Moreover, even “incitement to commit a crime or violence” is not necessarily illegal (as Donald Trump’s defenders were quick to claim regarding his call for the armed mob to go to the Capitol on Jan. 6) unless it meets the so-called Brandenburg test. In Brandenburg v. Ohio, a case involving a KKK leader speaking at a Klan rally, the Supreme Court reaffirmed “the principle that the constitutional guarantees of free speech and free press do not permit a State to forbid or proscribe advocacy of the use of force or of law violation except where such advocacy is directed to inciting or producing imminent lawless action and is likely to incite or produce such action.”
Even if some people in a group are violent, the First Amendment does not permit the government to disband or punish a entire group that engages in protected speech. (Consider what would have happened had former president Joe Biden banned the Proud Boys after Jan. 6 or tried to take Steve Bannon off the air.) Imagine the outcry if we tried to ban online gaming because a certain category of alienated young men were enmeshed in a dark online world where they find inspiration to do performative violence.
In other words, statements such as “Get ICE off our
streets” or “Trump is a criminal” or “Stephen Miller is a fascist” are fully
protected speech. Absent any advocacy to engage imminent
lawless action, even statements such as “ICE better not come here” or
“ICE will regret coming here” are core First Amendment speech.

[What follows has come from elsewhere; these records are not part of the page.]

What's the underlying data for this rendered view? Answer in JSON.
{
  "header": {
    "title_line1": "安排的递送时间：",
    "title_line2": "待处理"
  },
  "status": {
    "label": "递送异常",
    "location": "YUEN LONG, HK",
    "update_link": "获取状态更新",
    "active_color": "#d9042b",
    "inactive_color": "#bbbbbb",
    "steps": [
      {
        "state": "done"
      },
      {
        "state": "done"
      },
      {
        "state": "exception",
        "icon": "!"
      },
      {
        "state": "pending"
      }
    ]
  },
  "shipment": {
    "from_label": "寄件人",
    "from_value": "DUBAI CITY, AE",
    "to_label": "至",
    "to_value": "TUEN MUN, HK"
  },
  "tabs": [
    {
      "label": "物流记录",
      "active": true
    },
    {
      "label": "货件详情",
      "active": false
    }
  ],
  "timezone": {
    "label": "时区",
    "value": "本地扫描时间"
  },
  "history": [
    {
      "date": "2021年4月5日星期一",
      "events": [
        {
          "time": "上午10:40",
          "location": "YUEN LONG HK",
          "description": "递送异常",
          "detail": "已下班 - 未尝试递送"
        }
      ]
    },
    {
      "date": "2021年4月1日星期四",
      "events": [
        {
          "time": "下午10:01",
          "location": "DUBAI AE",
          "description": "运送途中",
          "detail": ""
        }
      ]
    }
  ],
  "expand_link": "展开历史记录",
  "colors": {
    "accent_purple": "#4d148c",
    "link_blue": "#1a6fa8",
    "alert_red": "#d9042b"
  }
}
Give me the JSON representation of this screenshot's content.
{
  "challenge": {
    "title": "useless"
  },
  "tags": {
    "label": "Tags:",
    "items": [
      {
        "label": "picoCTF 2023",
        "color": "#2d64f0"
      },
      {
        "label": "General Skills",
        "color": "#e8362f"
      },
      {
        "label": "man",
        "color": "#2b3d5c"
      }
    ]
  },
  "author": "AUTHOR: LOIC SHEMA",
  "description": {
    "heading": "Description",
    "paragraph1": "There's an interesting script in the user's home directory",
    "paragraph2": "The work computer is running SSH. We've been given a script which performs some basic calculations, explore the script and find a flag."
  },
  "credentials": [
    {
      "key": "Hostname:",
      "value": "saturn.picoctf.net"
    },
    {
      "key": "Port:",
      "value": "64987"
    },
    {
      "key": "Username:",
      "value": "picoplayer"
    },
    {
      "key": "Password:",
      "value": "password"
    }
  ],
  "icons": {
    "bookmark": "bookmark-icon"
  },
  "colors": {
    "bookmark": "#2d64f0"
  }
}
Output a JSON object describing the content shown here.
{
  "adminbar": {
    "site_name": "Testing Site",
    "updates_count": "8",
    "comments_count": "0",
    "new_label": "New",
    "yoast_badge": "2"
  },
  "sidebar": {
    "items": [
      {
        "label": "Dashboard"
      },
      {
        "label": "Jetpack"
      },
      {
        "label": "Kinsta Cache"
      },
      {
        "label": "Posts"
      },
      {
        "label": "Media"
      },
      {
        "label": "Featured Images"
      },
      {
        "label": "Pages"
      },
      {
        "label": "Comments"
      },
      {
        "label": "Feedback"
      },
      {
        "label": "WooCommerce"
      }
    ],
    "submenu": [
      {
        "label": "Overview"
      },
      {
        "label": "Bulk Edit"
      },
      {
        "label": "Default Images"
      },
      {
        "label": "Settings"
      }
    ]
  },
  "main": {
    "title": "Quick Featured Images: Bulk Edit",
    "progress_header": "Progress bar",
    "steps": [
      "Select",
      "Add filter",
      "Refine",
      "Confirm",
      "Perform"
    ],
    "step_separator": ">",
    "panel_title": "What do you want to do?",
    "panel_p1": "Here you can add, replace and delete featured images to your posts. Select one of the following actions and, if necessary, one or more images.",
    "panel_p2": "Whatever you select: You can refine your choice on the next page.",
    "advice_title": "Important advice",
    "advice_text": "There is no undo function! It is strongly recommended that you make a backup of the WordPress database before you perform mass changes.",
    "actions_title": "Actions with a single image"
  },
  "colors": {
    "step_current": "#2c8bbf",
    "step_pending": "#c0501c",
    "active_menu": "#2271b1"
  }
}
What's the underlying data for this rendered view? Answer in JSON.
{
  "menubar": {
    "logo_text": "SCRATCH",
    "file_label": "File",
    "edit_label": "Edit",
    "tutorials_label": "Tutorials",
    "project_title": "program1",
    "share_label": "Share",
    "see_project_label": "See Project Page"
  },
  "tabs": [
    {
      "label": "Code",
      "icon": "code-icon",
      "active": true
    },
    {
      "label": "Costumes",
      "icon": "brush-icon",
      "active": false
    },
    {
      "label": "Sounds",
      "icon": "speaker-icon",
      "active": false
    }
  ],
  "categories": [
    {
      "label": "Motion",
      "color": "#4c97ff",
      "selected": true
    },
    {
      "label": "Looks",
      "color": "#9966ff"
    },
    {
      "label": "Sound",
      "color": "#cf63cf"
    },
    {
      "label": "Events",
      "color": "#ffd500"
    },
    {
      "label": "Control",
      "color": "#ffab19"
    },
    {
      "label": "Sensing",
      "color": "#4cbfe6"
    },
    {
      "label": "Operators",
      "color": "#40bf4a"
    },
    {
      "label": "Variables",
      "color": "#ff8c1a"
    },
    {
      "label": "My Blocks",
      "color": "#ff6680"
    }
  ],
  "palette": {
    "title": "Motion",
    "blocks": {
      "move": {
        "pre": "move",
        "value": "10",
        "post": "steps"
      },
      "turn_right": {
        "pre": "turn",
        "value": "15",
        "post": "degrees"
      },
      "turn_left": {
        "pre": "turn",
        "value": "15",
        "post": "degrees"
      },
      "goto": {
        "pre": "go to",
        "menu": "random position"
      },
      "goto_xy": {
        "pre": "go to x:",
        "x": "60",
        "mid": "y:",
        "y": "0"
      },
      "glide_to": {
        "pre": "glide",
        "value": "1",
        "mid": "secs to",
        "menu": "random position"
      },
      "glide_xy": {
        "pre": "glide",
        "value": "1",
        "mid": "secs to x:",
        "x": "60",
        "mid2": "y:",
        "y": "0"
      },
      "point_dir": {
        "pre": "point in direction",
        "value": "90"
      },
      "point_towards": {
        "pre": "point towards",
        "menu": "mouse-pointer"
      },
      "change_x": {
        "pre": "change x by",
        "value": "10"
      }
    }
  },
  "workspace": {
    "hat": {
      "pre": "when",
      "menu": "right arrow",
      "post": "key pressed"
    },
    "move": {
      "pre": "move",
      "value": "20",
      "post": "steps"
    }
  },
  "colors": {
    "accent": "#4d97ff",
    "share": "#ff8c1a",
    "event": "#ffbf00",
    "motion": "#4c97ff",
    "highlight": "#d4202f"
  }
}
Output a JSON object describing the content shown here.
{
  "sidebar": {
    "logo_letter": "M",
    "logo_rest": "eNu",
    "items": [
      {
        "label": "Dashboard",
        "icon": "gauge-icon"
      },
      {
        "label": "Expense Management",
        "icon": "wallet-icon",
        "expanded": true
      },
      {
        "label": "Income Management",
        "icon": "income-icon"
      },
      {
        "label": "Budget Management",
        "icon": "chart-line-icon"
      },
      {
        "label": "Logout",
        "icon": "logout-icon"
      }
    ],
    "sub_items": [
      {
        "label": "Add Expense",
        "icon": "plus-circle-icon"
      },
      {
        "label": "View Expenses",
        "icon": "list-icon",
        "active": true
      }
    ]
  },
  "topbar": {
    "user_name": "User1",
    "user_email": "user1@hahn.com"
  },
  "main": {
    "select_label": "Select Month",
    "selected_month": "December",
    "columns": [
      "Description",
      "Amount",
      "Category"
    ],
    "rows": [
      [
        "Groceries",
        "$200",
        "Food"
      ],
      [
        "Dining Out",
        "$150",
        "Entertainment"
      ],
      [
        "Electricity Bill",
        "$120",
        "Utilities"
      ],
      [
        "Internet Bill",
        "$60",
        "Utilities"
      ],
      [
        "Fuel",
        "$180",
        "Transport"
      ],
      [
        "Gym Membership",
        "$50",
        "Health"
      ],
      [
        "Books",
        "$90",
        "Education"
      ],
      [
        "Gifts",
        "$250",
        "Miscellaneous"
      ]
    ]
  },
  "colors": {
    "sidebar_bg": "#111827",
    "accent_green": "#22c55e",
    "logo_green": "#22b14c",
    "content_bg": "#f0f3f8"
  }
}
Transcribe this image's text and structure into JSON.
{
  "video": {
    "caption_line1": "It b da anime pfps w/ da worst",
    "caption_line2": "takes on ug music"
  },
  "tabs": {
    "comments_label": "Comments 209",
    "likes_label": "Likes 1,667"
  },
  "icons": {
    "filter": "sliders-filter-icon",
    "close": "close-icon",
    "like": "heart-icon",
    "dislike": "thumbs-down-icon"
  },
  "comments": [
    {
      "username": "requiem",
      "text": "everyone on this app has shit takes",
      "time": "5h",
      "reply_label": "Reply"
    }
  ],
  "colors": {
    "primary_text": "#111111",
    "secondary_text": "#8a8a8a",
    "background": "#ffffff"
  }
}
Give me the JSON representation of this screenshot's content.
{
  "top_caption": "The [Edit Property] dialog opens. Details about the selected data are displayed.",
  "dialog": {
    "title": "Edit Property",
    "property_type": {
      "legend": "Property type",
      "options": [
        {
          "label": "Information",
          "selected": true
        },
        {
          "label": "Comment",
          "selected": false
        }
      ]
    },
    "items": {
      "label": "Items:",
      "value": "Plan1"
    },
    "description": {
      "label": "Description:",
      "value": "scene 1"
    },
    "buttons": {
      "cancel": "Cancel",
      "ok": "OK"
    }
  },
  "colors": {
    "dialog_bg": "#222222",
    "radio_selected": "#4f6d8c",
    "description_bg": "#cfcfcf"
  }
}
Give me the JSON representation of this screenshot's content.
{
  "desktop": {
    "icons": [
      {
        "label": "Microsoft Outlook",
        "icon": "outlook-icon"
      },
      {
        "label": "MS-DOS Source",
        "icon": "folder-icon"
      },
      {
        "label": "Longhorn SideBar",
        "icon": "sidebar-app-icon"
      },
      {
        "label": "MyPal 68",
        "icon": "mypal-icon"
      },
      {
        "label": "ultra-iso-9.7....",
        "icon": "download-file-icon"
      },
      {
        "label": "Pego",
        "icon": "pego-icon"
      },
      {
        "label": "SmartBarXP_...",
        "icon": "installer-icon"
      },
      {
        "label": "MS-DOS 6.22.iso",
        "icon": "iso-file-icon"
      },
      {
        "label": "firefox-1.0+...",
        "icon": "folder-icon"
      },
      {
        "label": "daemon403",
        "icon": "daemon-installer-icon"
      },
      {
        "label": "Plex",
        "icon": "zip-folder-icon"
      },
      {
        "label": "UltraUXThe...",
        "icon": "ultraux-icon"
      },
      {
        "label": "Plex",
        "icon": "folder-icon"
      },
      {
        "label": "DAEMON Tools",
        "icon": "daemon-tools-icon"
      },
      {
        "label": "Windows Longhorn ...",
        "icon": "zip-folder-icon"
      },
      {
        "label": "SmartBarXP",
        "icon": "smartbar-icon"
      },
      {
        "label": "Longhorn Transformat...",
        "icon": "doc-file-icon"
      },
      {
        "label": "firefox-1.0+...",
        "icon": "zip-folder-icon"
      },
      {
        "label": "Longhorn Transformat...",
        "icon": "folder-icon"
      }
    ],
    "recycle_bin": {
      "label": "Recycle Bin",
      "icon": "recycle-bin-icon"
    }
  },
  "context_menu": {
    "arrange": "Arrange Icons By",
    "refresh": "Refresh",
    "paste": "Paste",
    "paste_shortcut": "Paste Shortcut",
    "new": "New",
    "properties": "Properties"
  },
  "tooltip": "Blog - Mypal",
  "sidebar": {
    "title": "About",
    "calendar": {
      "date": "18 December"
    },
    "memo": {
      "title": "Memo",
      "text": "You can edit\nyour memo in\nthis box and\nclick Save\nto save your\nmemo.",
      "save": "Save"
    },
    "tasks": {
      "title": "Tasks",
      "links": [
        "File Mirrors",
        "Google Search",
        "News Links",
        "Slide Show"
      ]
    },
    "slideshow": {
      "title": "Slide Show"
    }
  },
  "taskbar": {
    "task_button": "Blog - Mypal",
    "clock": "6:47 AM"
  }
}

As the ACLU has explained:
While the First Amendment does not protect incitement — speech that is intended and likely to cause imminent violence, as established in Brandenburg v. Ohio, litigated by the ACLU — or true threats, an expression of a serious intent to commit a violent act against another person, speech considered to be hateful is not enough to qualify. Indeed, whether speech is hateful is typically a matter of opinion. As Supreme Court Justice John Marshall Harlan II said in Cohen v. California (1971), “one man’s vulgarity is another man’s lyric.” Posting an offensive joke or condemning someone else’s views in harsh terms is generally protected by the First Amendment, regardless of how much someone else doesn’t want to hear it.
Put simply, there is a world of difference between “theoretical future violence” and “an immediate risk of harm to a real person.” And we are not even in the ballpark of sanctionable speech when someone is advocating a point of view (e.g., “MAGA leaders are fascists”), which is inarguably core protected activity.
Let’s stop pretending Trump and his autocratic minions are concerned about incitement to commit violence. They are paranoid and furious about criticism, jokes, advocacy, and other speech that underscores their racism, xenophobia, anti-American authoritarianism, misogyny, anti-science nuttery, and conspiracy-mongering. Aside from their lie that most violence comes from left-wing groups and the hogwash that every killing can be categorized as “left” or “right” inspired, there simply is not a constitutionally appropriate way to go after groups who say “bad things” about MAGA doctrine and conduct.
If Trump and his ilk had their way, they would be allowed to say anything, including exhorting a mob to overthrow an election, but liberals could be silenced and/or punished because they (incorrectly) think more violence comes from the left.
This is precisely what the Constitution prohibits. So please, let us do away with the phony rhetoric about “incitement” and be candid. The real threat to America is the hypocritically, dangerous and un-American attack on free speech, association, and advocacy. Trump cannot ban something simply by labeling it “incitement”—although that is precisely what Trump and his MAGA enablers intend to do, if the American people let them.